After all ensuring all project properties are set as above, make sure the project is set to build in x64 mode. At the top to the left of the compile button, choose x64 from the dropdown. The compile button will be labled as "Start" or "Local Windows Debugger" depending on if you have it set to compile in debug or release mode. You can choose either option.

Lastly, compile the code by pressing the "Start/Local Windows Debugger" button and it will build and run automatically.

Criticisms

From what I was able to gather, we had 3 major criticisms.

  1. Lack of comments. All teams basically lacked in this area. When I had written the code, the team split into 2 subsections. The parser and the graphics. At the end we merge the 2. I didnt have any intention or understanding at first that other students or future students were ever going to read the code and therefore need comments.

  2. Large blocky sections of code with too much going on. Hard to read. I agree with the other teams on this portion. The only issue I was having with this, was that all the information in those blocky sections of code was important and necessary. Seperate classes could have been made to combine the blocks and make more logical sections. However, I did not do this because I wanted the modularity to remain. The way it was set up was for explicitness. A person can define a new piece of the GUI, be it text, a graphic object, a new shader, a new texture, or anything and fit them together. Making classes for logical pieces beyond what I had already done would make the GUI less customizable. So base classes for types of objects were made ( mesh, texture, shader, materials ) and is left up to the developers to add what they want. That could include making their own classes to make more logical code sections.

  3. The last thing people mentioned was a lack of testing for the 3D rocket section. The problem with this was that we didnt even have access to the hardware needed to make tests for this. We need at lest a few minutes of real flight data to test this section of the code. It is implemented minus the ability to move the rocket. We never had a successful test flight of the 2 test flights we did. The first one had the stages smash into eachother, and the second flight went up 10 feet and flopped. Because of this, we have not test data for pitch, yaw, and roll in respects to the telemetry data, for us to calculate and translate a 3D rocket properly. We just dont know what the numbers mean and it doesnt seem as simple as degrees from 0-360, which is what we need to translate the telemetry to equivalently, to make it work.

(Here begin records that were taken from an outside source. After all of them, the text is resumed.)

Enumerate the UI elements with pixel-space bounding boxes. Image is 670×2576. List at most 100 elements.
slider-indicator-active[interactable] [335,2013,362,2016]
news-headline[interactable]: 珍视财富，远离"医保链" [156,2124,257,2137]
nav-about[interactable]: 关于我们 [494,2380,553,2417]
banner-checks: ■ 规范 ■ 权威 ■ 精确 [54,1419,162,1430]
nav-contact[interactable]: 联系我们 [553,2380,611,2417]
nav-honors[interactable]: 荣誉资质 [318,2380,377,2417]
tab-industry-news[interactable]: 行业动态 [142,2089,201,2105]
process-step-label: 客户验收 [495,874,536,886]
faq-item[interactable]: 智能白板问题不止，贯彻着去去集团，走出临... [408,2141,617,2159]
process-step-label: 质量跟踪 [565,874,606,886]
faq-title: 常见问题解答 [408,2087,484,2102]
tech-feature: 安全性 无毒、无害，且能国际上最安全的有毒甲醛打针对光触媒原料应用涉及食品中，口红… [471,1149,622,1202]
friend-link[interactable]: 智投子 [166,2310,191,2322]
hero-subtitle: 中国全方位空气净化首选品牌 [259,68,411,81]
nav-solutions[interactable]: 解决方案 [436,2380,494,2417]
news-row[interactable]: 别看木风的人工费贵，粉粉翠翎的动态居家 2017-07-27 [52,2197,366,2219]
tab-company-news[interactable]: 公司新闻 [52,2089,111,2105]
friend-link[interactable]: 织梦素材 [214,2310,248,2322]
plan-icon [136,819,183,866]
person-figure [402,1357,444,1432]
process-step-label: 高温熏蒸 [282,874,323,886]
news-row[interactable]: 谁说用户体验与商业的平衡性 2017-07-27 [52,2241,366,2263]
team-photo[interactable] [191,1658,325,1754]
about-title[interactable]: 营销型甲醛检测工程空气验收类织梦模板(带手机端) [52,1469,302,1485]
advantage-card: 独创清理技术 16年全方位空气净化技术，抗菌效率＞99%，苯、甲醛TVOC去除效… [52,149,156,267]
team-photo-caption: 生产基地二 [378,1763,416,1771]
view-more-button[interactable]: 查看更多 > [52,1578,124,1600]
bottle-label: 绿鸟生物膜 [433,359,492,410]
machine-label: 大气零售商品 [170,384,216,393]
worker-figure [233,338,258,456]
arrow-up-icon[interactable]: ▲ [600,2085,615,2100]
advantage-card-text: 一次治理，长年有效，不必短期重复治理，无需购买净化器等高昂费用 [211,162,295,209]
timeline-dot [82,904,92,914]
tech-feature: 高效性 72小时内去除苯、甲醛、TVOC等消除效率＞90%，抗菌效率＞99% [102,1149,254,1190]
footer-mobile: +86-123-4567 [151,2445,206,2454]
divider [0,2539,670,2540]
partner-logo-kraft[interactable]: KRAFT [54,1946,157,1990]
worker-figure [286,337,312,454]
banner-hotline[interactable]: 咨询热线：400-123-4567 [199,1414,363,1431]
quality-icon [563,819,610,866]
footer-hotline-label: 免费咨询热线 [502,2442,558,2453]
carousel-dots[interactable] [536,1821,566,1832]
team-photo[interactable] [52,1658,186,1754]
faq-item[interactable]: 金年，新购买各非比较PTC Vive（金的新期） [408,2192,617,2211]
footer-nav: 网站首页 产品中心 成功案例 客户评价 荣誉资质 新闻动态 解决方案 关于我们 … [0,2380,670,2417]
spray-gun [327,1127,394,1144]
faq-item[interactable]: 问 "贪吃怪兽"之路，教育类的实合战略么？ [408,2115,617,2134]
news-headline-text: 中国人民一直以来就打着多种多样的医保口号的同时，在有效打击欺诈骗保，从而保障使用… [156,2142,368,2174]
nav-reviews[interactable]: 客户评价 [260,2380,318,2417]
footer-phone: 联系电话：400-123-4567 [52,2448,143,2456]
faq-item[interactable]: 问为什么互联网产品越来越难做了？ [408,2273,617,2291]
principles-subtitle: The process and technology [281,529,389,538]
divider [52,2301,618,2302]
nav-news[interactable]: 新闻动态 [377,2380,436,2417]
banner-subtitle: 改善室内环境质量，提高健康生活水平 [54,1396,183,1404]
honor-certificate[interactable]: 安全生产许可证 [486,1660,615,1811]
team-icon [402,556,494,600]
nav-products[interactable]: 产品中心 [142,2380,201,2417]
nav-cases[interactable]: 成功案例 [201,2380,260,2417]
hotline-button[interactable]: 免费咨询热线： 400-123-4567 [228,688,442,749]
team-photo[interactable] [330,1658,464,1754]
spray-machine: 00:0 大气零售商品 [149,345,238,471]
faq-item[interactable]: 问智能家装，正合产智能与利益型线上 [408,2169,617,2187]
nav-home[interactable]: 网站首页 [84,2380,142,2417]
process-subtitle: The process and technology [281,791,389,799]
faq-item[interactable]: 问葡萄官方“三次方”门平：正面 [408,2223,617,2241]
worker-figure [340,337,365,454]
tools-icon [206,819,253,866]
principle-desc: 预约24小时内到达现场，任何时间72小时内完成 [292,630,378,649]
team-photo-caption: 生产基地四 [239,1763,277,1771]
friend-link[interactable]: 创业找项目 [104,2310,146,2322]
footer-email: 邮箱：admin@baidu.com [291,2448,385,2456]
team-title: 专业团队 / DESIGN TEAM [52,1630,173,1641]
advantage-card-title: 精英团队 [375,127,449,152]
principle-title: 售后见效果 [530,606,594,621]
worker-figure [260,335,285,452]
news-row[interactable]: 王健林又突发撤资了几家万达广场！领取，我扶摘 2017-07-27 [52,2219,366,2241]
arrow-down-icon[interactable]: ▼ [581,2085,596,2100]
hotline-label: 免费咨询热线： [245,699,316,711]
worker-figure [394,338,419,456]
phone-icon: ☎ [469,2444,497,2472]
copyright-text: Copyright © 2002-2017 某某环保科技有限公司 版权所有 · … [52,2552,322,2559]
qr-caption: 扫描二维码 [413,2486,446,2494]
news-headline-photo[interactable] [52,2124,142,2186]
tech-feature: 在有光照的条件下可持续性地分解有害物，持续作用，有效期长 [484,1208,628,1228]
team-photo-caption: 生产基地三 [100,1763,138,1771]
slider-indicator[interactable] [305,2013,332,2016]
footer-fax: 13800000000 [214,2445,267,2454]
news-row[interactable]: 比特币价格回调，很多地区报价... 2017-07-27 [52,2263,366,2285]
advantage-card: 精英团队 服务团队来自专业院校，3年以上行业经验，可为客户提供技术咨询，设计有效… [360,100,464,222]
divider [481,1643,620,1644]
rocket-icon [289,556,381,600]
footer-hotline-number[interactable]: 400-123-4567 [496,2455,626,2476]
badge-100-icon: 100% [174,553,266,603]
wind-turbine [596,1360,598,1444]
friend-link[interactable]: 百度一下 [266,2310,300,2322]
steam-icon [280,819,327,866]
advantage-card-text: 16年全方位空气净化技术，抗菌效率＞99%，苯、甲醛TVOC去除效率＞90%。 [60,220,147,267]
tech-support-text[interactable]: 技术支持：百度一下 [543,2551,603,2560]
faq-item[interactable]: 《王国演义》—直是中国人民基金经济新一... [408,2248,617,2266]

Therefore the only thing we chose to add from the feedback was comments. Especially where the large blocky portions of the code are because since we choose to leave the GUI pieces more up to the developer instead of breaking it up into more classes, it would at least be helpful for someone else to know how to use the code, as it requires lots of numbers. Comments were added to the GUI.h file. Other classes like mesh, material, shader, and texture are primitive classes that function as graphics management library. Do not modifies these as it will break everything else. They manages resources sent to the GPU. Sustainer and Booster headers are specific to our GUI design and should not be changed unless the rocket team requests a new GUI element.